Diesem Motto ist er bis heute treu geblieben. „Der Lehrer begleitet den Schüler auf einem Stück Lebensweg. Seine Aufgabe ist es, ihn zum Erfolg zu führen“, resümiert er. Nach der Wende avanciert er zum Schulleiter des neu gegründeten Schiller-Gymnasiums. Innerhalb kürzester Zeit schnellt die Schülerzahl von 270 auf über 1 200. Die Geschicke der Schule in rechte Bahnen zu führen, erfordert Managerqualitäten. Privates muss er in dieser Zeit oft vernachlässigen.

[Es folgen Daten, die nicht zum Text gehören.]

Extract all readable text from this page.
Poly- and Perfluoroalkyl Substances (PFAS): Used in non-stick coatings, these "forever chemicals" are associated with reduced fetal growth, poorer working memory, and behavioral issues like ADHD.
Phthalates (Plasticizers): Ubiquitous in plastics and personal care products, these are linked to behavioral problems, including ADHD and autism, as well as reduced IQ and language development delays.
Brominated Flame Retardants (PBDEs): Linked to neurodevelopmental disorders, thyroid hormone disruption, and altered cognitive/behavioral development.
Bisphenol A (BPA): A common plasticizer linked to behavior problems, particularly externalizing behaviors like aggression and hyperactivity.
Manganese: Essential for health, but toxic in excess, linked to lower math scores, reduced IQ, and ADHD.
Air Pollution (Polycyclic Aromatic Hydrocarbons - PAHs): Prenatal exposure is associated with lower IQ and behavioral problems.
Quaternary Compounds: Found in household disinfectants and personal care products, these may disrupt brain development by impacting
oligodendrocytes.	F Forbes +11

„Irgendwann kommt der Punkt, an dem man sich neue Lebensziele setzt“, sagt Wulf-Otto Ehrhardt. Dieser Augenblick ist nun gekommen. Ganz oben auf der Liste steht, Zeit mit seiner Frau Brigitte zu verbringen. Aber auch die vier Enkelkinder haben schon im Sommer Urlaub ohne Eltern bei Oma und Opa gebucht. Von Hobbys ganz zu schweigen. Vor ein paar Jahren hat der Bautzener durch einen Freund seine Liebe zum Segeln entdeckt. Bei einem Bootsurlaub in Holland mit seiner Frau und seinen älteren Schwestern fasst er Vertrauen zum nassen Element, will mehr über Schifffahrt erfahren. Wieder zu Hause macht er auf dem Bautzener Stausee seinen Segel- und Motorbootschein. Inzwischen war er unter anderem bei Segeltörns auf der Schonerbrigg „Greif“ dabei. „Bei Wind und Wetter geht es auf die Masten. Zuerst kostet es Überwindung, aber dann freuen sie sich, wenn sie nachts bei Mondschein raufdürfen. Der Blick übers Meer ist einmalig“, schwärmt er. Der nächste Segelausflug ist im Oktober geplant – mit Freunden.
Viele Hobbys im Blick
Aber Wulf-Otto Ehrhardt zieht es nicht nur in die Weite. Schiffs- und Bootsmodelle stehen auf den Schränken und erzählen von einer anderen Leidenschaft. „Im Winter will ich bauen, im Sommer muss ich ihnen das Fliegen beibringen. Natürlich funktionieren die Modelle“, sagt er. Genauso wie übrigens die Melodieklingel an der Haustür. Diese Sonderanfertigung hat der Pädagoge 1986 gemeinsam mit Schülern ausgetüftelt. „Wir haben damals die Marktlücke erkannt, so was gab es nicht in Läden. Meine Arbeitsgemeinschaft ist mit der Klingel in Serie gegangen“, erinnert sich der Pensionär in spe. Das verdiente Geld kam damals der Klassenfahrt zugute.
Motorradfahren, Lesen, Computer, Garten, eine Ahnentafel – Wulf-Otto Ehrhardt fallen immer noch neue Steckenpferde ein. Die Schilleranlagen will er allerdings in den – vielleicht – kommenden zwei Jahren ein wenig meiden. „Ich will mich nicht in die neuen Abläufe einmischen“, sagt er. Und ein bisschen Wehmut liegt schon im Abschied.